First cut out the strings that hold the blind together. Then, take two slats, bend them into two equal lengths and cut them up at the bend. Each half slat is then also bent in the middle and cut into two. Keep on cutting till you end up with pieces about 10 cm (4 inches) long. Sturdy scissors work better than tin snips. You can cut a maximum of 4 slats at a time but you get neater results if you limit yourself to two slats.

Once you have lengths of 10 cm (4 inches) or so, you cut one end of each into a point to make it easier to push in the ground. That is all there is to making aluminium labels. They do feel a bit flimsy but in fact, being thin and made of metal, they push into the soil quite easily. A few of your labels will include a small slit where the blind string went through. That slit does not impair much the integrity of the label. These labels are long-lasting and very cheap, and as you make them you will feel good since you are recycling.
The slats are quite shiny so a fine point permanent maker is better than a grease pencil as long as it is permanent. The most expensive ones are not necessarily the most permanent. The writing will get fainter with time but should remain legible for several years. 
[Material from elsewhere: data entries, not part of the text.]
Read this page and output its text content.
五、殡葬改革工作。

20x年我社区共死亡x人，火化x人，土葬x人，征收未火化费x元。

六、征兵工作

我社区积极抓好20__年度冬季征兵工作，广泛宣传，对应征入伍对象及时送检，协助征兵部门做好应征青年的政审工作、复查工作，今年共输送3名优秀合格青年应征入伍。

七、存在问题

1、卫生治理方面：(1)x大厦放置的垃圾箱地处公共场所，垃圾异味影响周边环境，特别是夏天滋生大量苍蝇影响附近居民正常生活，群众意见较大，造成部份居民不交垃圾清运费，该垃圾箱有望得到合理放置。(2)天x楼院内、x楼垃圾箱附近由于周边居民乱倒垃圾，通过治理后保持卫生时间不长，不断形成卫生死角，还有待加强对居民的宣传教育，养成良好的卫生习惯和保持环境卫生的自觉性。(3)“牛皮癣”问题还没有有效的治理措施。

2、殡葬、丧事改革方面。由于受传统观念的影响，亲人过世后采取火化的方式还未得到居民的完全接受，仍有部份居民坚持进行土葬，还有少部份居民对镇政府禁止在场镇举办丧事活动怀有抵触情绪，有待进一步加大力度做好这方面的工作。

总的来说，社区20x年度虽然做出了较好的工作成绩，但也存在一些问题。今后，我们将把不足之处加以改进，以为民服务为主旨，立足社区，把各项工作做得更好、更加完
It is a winter job for a retired person. I never found the time to make labels when I was working. Andrew Osyany, a long time member of various rock garden societies, has the good idea of keeping all his old labels as mementos of the plants he had grown or seeded over the years, like a list of departed friends.


  1. That is a very clever idea! :) Way to reuse!

  2. Now that sounds like a plan! I too, keep old labels in a box, and it is very simar to looking at old photos when I look through them, as the memories come flooding back, not just of plants, but of people too.